Она рассказала о Фаррелле доктору Шехтману, и тот сказал, что эти отношения, вероятно, принесут ей большую пользу. Пользы они не принесли, но и вреда особого тоже. В постели у них все складывалось неплохо, хоть Фаррелла и томило подозрение, что возбуждает его в основном ощущение присутствия и запах той, Другой. Что до всего остального, то они почти стали друзьями. Фаррелл понял, что не любит Лилу еще до того, как узнал, кто она такая на самом деле, и потому не испытывал особенных терзаний, когда ему становилось с ней скучно.
— К весне все самой собой рассосется, — сказал он Бену. — Растает, вместе со льдом.
— А если нет? — спросил Бен. Они опять обедали вдвоем в кафе-автомате. — Если оно так и будет тянуться, что ты тогда станешь делать?
— Все не так просто.
Фаррелл отвел глаза от лица Бена и занялся исследованием таинственных, топких глубин своего мясного пирога.
— Беда в том, — сказал он, — что я ее слишком хорошо знаю. Вот где я действительно промахнулся. Не следует залезать человеку в душу, если не собираешься в том или ином смысле остаться с ним надолго. Встречайся, расставайся — если ты сохраняешь при этом полное невежество, тогда все в порядке, а узнавать человека по настоящему не стоит.
Примерно за неделю до полнолуния Лила становилась нервной и крикливой и оставалась такой до дня, предшествовавшего метаморфозе. В этот день она неизменно бывала с ним ласкова, в ней проступала безысходная нежность — такая, как если бы им предстояла долгая разлука; однако назавтра она погружалась в молчание, произнося что-либо лишь когда избежать этого было невозможно. В последний день ее непременно одолевал насморк, она казалась бледной, дерганой, больной, но все равно уходила на работу.
Фаррелл питал уверенность, хотя она никогда не говорила об этом, что превращение в волчицу, как правило, дается ей легко, а вот возвращение в человеческий облик — мучительно.
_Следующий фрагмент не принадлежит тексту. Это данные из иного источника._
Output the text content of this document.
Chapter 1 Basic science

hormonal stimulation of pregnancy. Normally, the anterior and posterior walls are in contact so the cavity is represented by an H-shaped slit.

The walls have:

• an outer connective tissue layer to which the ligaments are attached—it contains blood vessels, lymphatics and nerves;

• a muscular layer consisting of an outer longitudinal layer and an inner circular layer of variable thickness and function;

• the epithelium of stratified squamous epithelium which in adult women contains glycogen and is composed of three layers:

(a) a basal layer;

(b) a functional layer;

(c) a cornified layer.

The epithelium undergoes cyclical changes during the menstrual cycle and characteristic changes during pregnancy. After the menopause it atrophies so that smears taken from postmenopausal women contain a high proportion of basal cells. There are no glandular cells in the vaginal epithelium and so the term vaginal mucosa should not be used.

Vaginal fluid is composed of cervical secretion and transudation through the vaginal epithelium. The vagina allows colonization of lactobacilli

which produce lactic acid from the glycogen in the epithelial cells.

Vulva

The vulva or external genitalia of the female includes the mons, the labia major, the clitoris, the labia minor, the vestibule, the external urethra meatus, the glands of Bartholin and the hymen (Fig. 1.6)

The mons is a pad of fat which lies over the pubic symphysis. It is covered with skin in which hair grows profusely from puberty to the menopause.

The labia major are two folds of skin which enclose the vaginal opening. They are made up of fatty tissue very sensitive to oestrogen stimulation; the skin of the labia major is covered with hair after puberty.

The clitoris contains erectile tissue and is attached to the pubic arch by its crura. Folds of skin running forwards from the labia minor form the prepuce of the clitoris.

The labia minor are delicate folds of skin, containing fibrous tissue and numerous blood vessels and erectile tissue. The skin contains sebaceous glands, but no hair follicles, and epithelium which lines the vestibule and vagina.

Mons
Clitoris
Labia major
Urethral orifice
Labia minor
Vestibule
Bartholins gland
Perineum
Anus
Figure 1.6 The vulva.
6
Перед самым восходом луны она раздевалась догола, вынимала из волос заколки и застывала в ожидании. Фаррелл ни разу так и не смог заставить себя не зажмуриваться, когда она тяжело брякалась на четвереньки, но в предшествующие этому мгновения он иногда успевал заметить возникающее на ее лице выражение, которого он никогда больше не видел, разве что в минуты любви. И каждый раз оно потрясало Фаррелла, ибо было выражением невиданного счастья, вызванного тем, что ей больше не нужно быть Лилой.
— Я ее знаю, понимаешь? — пытался он втолковать Бену. — Она любит цветные фильмы, но единственно потому, что волки не различают цветов. Она терпеть не может «Модерн Джаз Квартет», но пару дней после полнолуния только его и слушает. И все остальное в этом же роде. Никогда не пьет помногу на вечеринках, потому что боится проболтаться. Мне просто трудно уйти от нее, вот в чем дело. Придется тащить с собой все, что я о ней знаю.
— А управляющего она боится по-прежнему? — спросил Бен.
— О, Господи, — сказал Фаррелл. — В последний раз она угробила его пса. Красивый такой был далматин. Она не знала, чья это собака. Теперь, завидев ее, он не прячется, а награждает ее таким взглядом, будто вот-вот зарежет. Что он по— настоящему умеет, так это ненавидеть, у него к этому дар от природы.